US 12,475,872 B2
	Audio processing method, audio processing system, and computer-readable medium
Yoshifumi Mizuno, Hamamatsu (JP); Yu Takahashi, Hamamatsu (JP); Kazunobu Kondo, Toyohashi (JP); and Kenji Ishizuka, Hamamatsu (JP)
Assigned to YAMAHA CORPORATION, Hamamatsu (JP)
Filed by YAMAHA CORPORATION, Hamamatsu (JP)
Filed on Mar. 24, 2022, as Appl. No. 17/703,697.
Application 17/703,697 is a continuation of application No. PCT/JP2020/035723, filed on Sep. 23, 2020.
Claims priority of application No. 2019-177965 (JP), filed on Sep. 27, 2019; application No. 2019-177966 (JP), filed on Sep. 27, 2019; and application No. 2019-177967 (JP), filed on Sep. 27, 2019.
Prior Publication US 2022/0215822 A1, Jul. 7, 2022
Int. Cl. G10H 3/12 (2006.01); G10H 1/00 (2006.01)

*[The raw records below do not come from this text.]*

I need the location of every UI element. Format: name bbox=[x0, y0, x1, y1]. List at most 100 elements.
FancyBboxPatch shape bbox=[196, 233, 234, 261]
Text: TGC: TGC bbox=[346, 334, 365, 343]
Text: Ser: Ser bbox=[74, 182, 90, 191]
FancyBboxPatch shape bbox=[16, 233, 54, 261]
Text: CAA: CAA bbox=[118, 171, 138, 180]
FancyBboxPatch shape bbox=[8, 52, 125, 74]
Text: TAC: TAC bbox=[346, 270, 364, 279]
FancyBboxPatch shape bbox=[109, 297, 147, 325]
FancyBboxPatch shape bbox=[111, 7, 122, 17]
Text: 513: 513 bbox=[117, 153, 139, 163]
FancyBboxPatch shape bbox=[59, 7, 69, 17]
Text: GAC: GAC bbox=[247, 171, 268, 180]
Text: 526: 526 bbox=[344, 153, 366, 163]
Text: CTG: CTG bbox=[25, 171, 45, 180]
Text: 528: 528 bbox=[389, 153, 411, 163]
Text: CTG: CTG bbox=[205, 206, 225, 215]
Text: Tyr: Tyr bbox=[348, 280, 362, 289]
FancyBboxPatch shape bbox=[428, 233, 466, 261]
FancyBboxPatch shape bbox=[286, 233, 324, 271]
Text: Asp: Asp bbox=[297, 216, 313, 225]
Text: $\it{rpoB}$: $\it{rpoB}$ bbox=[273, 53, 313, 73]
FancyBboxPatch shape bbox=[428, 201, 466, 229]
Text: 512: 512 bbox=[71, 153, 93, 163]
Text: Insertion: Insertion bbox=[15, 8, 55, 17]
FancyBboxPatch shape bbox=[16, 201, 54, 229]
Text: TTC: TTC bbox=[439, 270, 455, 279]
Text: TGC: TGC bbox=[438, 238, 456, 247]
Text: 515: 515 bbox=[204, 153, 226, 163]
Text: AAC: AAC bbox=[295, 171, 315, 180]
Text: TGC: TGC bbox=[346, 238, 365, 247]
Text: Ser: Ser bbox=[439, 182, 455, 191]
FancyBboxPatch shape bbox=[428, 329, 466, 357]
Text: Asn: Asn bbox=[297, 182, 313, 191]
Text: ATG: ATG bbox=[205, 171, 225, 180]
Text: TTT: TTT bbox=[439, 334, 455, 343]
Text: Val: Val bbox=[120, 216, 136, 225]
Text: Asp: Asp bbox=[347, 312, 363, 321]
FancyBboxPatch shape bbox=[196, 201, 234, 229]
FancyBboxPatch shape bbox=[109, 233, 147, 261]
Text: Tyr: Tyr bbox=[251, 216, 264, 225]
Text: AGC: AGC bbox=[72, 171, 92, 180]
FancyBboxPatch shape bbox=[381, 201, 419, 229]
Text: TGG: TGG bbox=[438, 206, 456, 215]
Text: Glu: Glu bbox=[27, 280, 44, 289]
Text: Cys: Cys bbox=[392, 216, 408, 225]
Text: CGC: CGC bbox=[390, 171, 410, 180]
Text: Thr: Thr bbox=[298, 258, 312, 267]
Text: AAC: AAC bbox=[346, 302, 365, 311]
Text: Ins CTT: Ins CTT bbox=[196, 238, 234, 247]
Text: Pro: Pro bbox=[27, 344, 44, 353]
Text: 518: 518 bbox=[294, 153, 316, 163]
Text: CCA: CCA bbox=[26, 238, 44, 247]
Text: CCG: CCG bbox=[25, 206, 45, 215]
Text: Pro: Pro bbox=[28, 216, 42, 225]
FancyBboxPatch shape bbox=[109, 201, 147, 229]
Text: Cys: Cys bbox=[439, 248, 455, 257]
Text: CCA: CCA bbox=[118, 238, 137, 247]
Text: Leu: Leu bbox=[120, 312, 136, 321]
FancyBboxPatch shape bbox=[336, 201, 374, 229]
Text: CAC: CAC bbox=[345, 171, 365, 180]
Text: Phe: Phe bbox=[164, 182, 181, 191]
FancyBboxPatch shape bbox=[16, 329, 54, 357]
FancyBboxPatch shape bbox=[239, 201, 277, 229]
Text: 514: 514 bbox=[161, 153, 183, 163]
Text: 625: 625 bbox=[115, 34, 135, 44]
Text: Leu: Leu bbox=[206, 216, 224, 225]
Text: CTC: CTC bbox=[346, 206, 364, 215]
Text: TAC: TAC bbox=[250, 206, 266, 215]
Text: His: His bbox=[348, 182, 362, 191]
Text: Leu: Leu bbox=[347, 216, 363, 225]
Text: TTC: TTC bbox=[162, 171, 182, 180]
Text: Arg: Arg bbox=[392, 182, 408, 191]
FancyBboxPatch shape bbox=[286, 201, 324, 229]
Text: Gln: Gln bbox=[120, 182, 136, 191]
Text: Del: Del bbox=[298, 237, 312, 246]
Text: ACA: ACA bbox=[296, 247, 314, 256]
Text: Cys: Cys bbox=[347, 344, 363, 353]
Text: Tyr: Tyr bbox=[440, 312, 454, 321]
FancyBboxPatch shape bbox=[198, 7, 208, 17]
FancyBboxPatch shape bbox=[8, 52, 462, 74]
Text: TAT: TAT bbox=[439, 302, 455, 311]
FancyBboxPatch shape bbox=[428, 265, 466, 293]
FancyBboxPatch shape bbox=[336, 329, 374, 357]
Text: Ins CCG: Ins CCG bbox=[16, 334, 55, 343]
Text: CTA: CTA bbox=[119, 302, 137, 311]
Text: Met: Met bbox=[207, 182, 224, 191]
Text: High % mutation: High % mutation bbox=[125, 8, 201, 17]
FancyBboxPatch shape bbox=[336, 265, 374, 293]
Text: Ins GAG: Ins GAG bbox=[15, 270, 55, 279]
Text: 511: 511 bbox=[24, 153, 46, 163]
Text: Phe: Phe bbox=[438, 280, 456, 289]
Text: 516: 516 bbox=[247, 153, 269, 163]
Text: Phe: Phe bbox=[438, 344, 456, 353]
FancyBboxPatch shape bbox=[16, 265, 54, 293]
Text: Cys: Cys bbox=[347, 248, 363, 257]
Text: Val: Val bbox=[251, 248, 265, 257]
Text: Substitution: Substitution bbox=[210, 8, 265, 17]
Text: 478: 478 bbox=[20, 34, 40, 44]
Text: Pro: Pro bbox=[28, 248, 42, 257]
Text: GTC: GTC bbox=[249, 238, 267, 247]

CPC G10H 3/125 (2013.01) [G10H 1/0008 (2013.01); G10H 2210/056 (2013.01); G10H 2210/066 (2013.01); G10H 2250/025 (2013.01)]

20 Claims

1. A computer-implemented audio processing method comprising:

obtaining a plurality of observed envelopes of picked-up sound signals including a first observed envelope representing a contour of a first sound signal picked up in a vicinity of a first sound source and a second observed envelope representing a contour of a second sound signal picked up in a vicinity of a second sound source, wherein:

the first sound signal includes a first target sound from the first sound source and a second spill sound from the second sound source, and

the second sound signal includes a second target sound from the second sound source and a first spill sound from the first sound source;

generating, based on the plurality of observed envelopes, a plurality of output envelopes using a mix matrix including a mix proportion of the second spill sound in the first sound signal and a mix proportion of the first spill sound in the second sound signal, wherein the generated plurality of output envelopes include:

a first output envelope representing a contour of the first target sound in the first observed envelope; and

a second output envelope representing a contour of the second target sound in the second observed envelope; and

displaying on a display device an analysis image representing a level of the second spill sound in the first observed envelope based on the mix matrix and the plurality of output envelopes.